PUSARAN.CO – Kementerian Perindustrian terus memperkuat pelindungan Kekayaan Intelektual (KI) bagi pelaku industri kecil dan menengah (IKM) sebagai bagian dari upaya meningkatkan daya saing dan nilai tambah produk industri nasional. Di tengah persaingan pasar yang semakin ketat, penguasaan dan pelindungan KI menjadi semakin penting karena tidak hanya memberikan kepastian hukum terhadap hasil kreativitas dan inovasi, tetapi juga memperkuat identitas produk serta membuka peluang peningkatan nilai ekonomi bagi pelaku usaha.
Menteri Perindustrian Agus Gumiwang Kartasasmita menegaskan, persaingan industri saat ini tidak semata-mata ditentukan oleh kemampuan menghasilkan produk berkualitas, tetapi juga kemampuan pelaku usaha dalam menciptakan dan melindungi identitas, inovasi, desain, merek, serta keunikan produknya.
“Pelindungan Kekayaan Intelektual menjadi bagian penting dalam strategi pengembangan usaha IKM. Dengan KI yang terlindungi, pelaku IKM memiliki fondasi yang lebih kuat untuk meningkatkan nilai tambah produk, membangun kepercayaan konsumen, memperluas pasar, serta meningkatkan daya saing,” kata Menperin dalam keterangannya di Jakarta, Rabu (2/9).
Menurut Agus, penguatan ekosistem KI di Indonesia masih menjadi pekerjaan bersama.

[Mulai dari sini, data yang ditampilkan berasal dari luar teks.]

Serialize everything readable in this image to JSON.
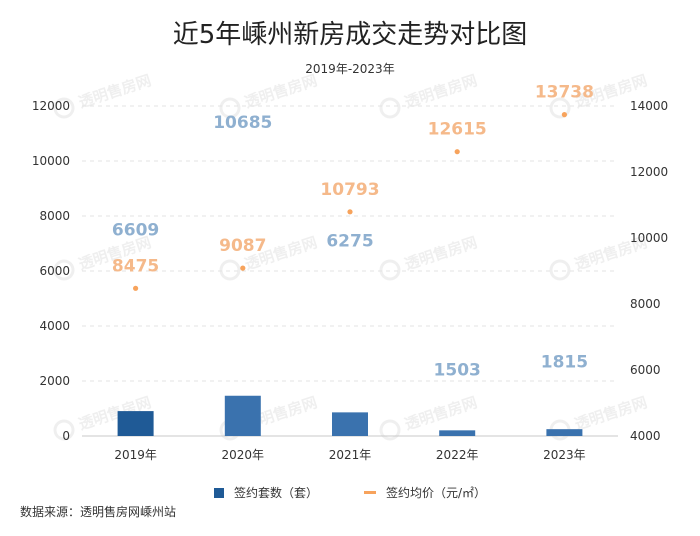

Berdasarkan informasi dalam 2026 Special 301 Report yang dirilis oleh United States Trade Representative (USTR), Indonesia masih ditempatkan dalam kategori Priority Watch List. Kondisi tersebut menjadi salah satu pengingat mengenai pentingnya peningkatan kesadaran, pelindungan, pemanfaatan, serta penegakan Kekayaan Intelektual secara berkelanjutan.

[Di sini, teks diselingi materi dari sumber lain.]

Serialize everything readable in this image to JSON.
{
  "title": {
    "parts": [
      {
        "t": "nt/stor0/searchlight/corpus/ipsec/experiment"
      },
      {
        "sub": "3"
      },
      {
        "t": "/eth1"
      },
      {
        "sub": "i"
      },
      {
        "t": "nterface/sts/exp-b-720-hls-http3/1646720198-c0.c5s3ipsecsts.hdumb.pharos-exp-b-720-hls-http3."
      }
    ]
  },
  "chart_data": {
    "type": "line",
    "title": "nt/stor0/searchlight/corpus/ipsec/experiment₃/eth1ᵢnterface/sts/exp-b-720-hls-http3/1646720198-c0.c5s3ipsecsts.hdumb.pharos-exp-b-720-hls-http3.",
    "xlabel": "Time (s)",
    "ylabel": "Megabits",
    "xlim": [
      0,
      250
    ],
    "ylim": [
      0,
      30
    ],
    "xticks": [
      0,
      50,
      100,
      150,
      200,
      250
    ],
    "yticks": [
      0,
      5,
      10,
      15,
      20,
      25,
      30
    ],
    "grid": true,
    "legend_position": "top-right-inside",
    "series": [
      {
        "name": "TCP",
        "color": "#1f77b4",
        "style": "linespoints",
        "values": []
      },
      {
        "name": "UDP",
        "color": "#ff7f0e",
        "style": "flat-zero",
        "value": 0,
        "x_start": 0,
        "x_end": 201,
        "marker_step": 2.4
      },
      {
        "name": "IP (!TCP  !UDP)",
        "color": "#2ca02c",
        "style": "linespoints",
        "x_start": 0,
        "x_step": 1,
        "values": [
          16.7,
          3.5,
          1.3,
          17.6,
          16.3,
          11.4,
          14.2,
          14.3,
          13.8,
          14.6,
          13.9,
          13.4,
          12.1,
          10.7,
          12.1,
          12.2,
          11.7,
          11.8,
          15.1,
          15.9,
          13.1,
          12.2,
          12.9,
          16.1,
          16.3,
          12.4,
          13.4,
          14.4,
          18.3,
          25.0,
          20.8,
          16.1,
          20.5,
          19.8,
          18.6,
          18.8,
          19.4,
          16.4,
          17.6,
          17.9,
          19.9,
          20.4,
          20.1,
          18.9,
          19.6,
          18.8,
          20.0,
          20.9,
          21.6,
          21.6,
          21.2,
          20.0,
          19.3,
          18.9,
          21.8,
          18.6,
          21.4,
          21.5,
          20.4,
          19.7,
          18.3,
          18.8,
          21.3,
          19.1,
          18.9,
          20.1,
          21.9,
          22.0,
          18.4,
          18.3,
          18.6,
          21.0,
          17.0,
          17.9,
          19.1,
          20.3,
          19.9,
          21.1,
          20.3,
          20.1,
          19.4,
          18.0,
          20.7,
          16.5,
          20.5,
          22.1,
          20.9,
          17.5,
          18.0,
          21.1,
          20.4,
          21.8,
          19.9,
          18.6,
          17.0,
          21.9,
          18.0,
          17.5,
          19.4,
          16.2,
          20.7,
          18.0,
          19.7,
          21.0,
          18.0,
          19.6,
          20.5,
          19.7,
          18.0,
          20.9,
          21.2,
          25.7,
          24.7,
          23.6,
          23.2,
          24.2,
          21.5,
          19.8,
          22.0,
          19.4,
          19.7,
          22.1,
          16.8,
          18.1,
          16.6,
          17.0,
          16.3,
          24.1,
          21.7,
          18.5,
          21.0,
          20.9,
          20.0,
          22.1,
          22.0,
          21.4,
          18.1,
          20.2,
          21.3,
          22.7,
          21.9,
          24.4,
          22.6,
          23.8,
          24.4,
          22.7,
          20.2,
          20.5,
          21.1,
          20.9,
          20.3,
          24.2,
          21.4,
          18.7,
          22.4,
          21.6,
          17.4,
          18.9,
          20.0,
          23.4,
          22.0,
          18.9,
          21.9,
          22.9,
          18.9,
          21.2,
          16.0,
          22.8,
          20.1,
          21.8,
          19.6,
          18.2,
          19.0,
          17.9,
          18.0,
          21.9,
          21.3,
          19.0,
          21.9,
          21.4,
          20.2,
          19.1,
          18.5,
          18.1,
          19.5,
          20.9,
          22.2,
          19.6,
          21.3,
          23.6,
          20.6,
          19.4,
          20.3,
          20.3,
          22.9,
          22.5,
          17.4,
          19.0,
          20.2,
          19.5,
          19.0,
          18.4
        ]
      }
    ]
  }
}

“Bagi pelaku industri kecil, Kekayaan Intelektual bukan sekadar persoalan administrasi atau pendaftaran. KI merupakan aset yang memiliki nilai strategis dan ekonomi bagi keberlangsungan serta pengembangan usaha,” tegas Menperin.

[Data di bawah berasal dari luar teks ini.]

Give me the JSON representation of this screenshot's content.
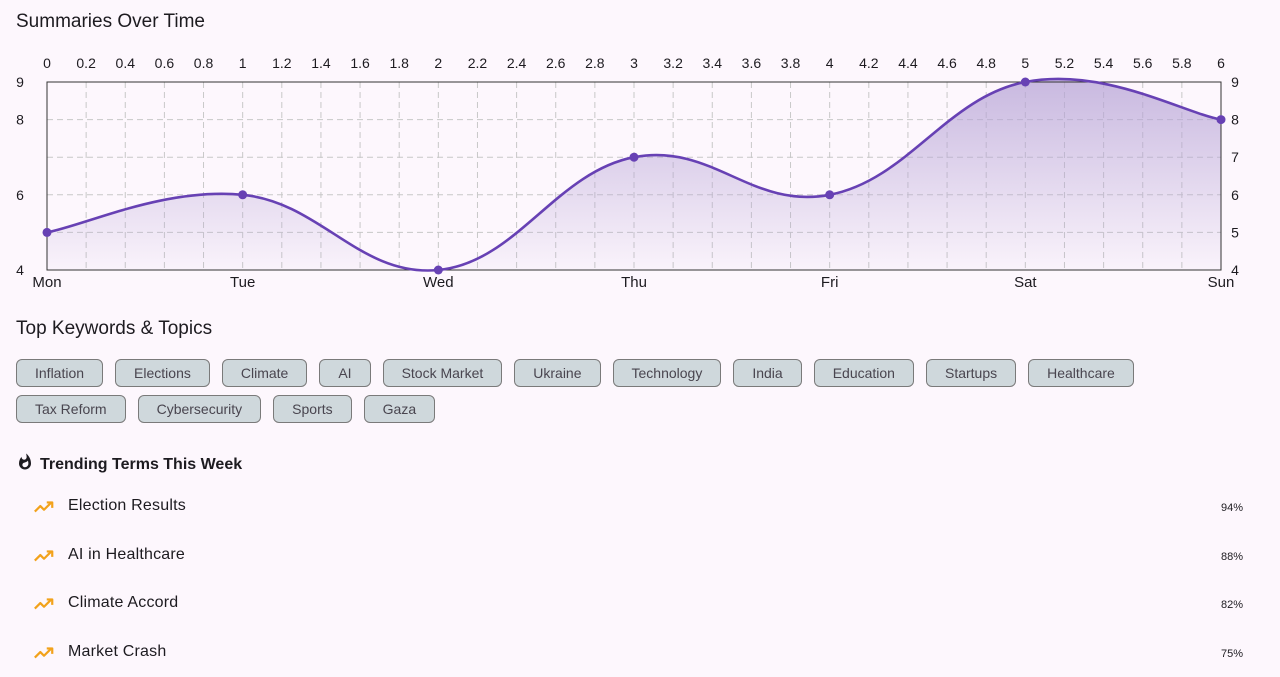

Sebagai langkah konkret meningkatkan pemahaman dan kesadaran pelaku IKM mengenai pentingnya KI, Kemenperin melalui Direktorat Jenderal Industri Kecil, Menengah, dan Aneka (Ditjen IKMA) menyelenggarakan Sosialisasi dan Fasilitasi Kekayaan Intelektual bagi Industri Kecil di Kabupaten Bantul, Kabupaten Sleman, dan Kota Yogyakarta pada 26–27 Agustus 2026.
Menperin menyampaikan, salah satu bentuk KI yang memiliki keterkaitan kuat dengan potensi dan kearifan lokal daerah adalah Indikasi Geografis (IG). Pelindungan IG diberikan terhadap barang atau produk yang mempunyai reputasi, kualitas, dan karakteristik tertentu karena keterkaitannya dengan wilayah geografis, baik yang dipengaruhi faktor alam, faktor manusia, maupun kombinasi keduanya.
“Indikasi Geografis bukan sekadar label atau penanda asal produk, tetapi mencerminkan identitas suatu daerah, termasuk tradisi, keterampilan, pengetahuan lokal, dan proses produksi yang berkembang di masyarakat. Pelindungan IG diharapkan tidak hanya menjaga identitas dan ciri khas produk, tetapi juga meningkatkan nilai tambah, memperkuat daya saing, dan memberikan manfaat ekonomi bagi para perajinnya,” jelas Agus.
KI sebagai Aset Ekonomi IKM
Direktur Jenderal Industri Kecil, Menengah, dan Aneka (Dirjen IKMA) Reni Yanita menjelaskan, kesadaran mengenai pentingnya KI perlu dibangun sejak suatu usaha mulai dirintis. Hal tersebut penting karena KI tidak hanya berkaitan dengan aspek legalitas, tetapi juga merupakan aset ekonomi yang dapat mendukung keberlanjutan dan pengembangan bisnis.
“Dengan adanya pelindungan yang tepat, pelaku IKM dapat mengurangi risiko pemalsuan dan peniruan sekaligus membangun kepercayaan konsumen terhadap produk yang dihasilkan,” ujar Reni.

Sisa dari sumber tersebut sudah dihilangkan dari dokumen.